While the Americans claim fudge as their own invention, some think it is an offshoot of a confectionary from Scotland called tablet. Tablet, which is made with sugar, condensed milk and butter was first noted in The Household Book of Lady Grisell Baillie in the early 18th century.
The record for the largest slab of fudge in the world weighed over 2 600 kilograms and was crafted at the Northwest Fudge Factory in Ontario, Canada in 2010. It reportedly took a full week to make, and while ingredients aren’t available for this record, the previous record holder contained 320kg of butter, 1 270kg of chocolate and 1 155 litres of condensed milk.
The home of fudge
A tiny island in Michigan in the US considers itself the fudge capital of the world. There are upwards of a dozen fudge shops on Mackinac Island which is just 7 square kilometres in size with a population of 500. The oldest fudge shop on the island – Murdick’s Candy Kitchen – opened in 1887.
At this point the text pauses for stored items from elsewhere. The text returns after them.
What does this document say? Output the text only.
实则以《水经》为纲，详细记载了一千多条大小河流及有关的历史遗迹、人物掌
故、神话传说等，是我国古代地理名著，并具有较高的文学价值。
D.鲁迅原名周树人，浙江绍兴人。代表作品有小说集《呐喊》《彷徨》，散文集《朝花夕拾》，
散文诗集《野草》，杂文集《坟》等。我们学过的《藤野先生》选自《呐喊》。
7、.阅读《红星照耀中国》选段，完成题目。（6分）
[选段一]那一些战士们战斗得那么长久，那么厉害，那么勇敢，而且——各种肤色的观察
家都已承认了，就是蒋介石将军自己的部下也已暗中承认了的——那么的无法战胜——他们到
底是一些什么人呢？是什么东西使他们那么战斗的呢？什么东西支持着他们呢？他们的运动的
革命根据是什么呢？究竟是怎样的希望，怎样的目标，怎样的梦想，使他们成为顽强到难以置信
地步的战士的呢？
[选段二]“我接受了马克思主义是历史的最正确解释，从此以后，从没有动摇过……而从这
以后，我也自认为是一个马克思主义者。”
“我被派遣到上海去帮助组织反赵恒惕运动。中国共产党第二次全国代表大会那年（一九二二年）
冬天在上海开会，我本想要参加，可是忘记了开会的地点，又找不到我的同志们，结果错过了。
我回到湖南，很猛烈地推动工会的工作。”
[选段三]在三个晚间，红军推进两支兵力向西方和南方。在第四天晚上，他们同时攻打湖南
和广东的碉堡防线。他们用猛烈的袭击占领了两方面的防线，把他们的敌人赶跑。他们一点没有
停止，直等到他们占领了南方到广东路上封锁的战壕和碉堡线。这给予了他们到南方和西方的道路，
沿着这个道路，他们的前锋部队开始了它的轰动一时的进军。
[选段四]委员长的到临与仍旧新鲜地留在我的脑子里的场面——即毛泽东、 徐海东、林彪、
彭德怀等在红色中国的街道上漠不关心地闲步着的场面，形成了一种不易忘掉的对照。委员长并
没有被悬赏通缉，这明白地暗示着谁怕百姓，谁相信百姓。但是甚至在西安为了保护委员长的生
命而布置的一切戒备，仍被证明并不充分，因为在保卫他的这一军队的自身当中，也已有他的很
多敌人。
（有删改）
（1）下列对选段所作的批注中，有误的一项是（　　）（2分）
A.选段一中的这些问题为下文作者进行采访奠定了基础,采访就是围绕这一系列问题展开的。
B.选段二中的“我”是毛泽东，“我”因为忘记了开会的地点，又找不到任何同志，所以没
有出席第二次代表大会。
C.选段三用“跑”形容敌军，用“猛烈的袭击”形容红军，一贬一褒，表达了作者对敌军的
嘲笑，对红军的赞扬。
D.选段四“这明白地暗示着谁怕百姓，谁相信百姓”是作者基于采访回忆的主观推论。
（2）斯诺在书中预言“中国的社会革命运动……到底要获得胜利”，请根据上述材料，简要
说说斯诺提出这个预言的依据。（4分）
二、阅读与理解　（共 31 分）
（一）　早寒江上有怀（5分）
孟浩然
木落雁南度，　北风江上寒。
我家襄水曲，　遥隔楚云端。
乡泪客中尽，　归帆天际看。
Mackinac Island churns out over 4 535 kgs of fudge daily during peak season. For production, fudge makers ship in about 10 tons of sugar each week and roughly 10 tons of butter each year. Every August, the island hosts the Mackinac Island Fudge Festival, complete with events like Fudge on the Rocks where local bartenders craft fudge cocktails. Festival goers are referred to as “fudgies.”
Same fudge, so many ways
Mamie Eisenhower, the wife of the 34th US President Ike Eienshower (1953-61) was a huge fudge fan and even crafted her own recipe – named Mamie’s Million-Dollar Fudge – which included chopped nuts and marshmallow crème.
The hot fudge sundae was created in Hollywood at C.C. Brown’s, an iconic ice cream parlour on Hollywood Boulevard, where you could order an ice cream sundae with melted fudge (1906).